For both males and females, hypertension is a known risk factor for developing CKD. According to a systematic review and meta-analysis of six cohort studies from 2020 that involved more than 2 million people, women with hypertension had a 23% lower relative risk of incident CKD than men did. The US Renal Data System annual report on CKD notes that having hypertension increases the risk of developing CKD in the general population, and that risk roughly doubles if a person also has diabetes. It is unknown what causes this, whether biological, behavioral, or other factors. Nephrology's gender differences have generally received little attention.

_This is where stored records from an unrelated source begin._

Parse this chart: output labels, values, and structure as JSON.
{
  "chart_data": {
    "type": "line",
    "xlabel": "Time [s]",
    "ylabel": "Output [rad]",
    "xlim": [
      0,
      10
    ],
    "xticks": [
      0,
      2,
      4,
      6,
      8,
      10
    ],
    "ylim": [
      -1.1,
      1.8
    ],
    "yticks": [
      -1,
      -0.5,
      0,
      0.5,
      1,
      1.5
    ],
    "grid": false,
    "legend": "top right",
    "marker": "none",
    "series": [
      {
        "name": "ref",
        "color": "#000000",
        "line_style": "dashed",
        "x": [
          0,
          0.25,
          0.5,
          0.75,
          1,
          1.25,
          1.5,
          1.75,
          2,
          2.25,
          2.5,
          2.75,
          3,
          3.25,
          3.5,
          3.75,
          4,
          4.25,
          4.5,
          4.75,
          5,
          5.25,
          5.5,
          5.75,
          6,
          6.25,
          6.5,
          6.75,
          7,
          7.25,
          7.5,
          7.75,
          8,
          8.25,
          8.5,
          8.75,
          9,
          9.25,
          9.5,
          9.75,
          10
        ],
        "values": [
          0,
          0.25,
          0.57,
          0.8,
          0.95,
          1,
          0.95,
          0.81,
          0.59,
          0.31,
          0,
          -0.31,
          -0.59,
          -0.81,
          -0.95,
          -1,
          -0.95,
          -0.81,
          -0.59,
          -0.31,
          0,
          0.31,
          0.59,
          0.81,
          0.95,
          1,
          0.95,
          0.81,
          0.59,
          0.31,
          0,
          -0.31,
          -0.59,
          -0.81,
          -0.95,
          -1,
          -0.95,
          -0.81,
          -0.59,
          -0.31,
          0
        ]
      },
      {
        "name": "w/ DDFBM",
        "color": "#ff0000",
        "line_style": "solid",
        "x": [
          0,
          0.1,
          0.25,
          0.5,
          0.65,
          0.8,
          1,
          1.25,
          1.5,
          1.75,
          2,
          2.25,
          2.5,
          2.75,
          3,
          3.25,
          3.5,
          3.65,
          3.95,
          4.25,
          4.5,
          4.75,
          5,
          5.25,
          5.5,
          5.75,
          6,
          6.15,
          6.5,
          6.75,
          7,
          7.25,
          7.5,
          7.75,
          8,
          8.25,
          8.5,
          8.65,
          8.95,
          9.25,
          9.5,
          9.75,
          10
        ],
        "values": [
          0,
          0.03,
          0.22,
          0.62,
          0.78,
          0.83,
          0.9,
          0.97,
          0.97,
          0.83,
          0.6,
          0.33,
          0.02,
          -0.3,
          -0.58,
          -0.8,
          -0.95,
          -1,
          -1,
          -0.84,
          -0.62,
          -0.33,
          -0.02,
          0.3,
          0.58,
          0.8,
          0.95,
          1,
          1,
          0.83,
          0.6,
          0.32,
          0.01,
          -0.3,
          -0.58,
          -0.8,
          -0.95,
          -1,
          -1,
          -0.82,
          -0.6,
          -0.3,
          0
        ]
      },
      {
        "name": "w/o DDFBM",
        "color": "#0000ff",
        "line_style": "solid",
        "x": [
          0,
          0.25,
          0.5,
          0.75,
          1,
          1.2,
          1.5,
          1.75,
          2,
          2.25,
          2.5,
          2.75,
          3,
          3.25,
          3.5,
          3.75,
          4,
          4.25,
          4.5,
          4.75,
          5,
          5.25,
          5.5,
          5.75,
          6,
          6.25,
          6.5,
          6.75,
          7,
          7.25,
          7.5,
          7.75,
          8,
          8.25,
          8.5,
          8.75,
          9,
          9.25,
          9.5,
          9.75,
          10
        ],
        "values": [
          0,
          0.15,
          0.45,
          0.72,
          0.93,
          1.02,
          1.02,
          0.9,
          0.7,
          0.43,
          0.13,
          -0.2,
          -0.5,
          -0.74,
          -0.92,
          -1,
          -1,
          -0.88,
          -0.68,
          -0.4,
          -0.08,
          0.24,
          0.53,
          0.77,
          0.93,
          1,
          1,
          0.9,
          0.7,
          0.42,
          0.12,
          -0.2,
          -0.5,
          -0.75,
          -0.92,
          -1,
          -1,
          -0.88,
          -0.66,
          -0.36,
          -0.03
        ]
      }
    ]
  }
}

We looked into a number of risk factors, including age, diabetes, hypertension, obesity, smoking, and cerebrovascular illness, but none of them provided strong support for the idea that gender served as an impact modifier to raise the risk of CKD. The increased life expectancy of women combined with the unreliable female eGFR equations most likely contributes in part, but not entirely. The fact that women are 30% more likely than men to develop CKD globally and that this disparity cannot entirely be explained raises serious concerns and emphasizes how crucial it is to conduct additional study in this area. Despite reporting a lower quality of life than men, women with CKD appear to have a slower disease progression and lower mortality rates. Where sex-based research is available, it is noteworthy that it examines outcomes within the CKD population rather than their counterparts in the wider community, which may understate the effect CKD has on women. Targeted practices and policies can only be devised and the current sexbased disparities can be eliminated with research aimed at elucidating the biological and social factors behind sex-based disparities in the epidemiology of, and consequences from, CKD.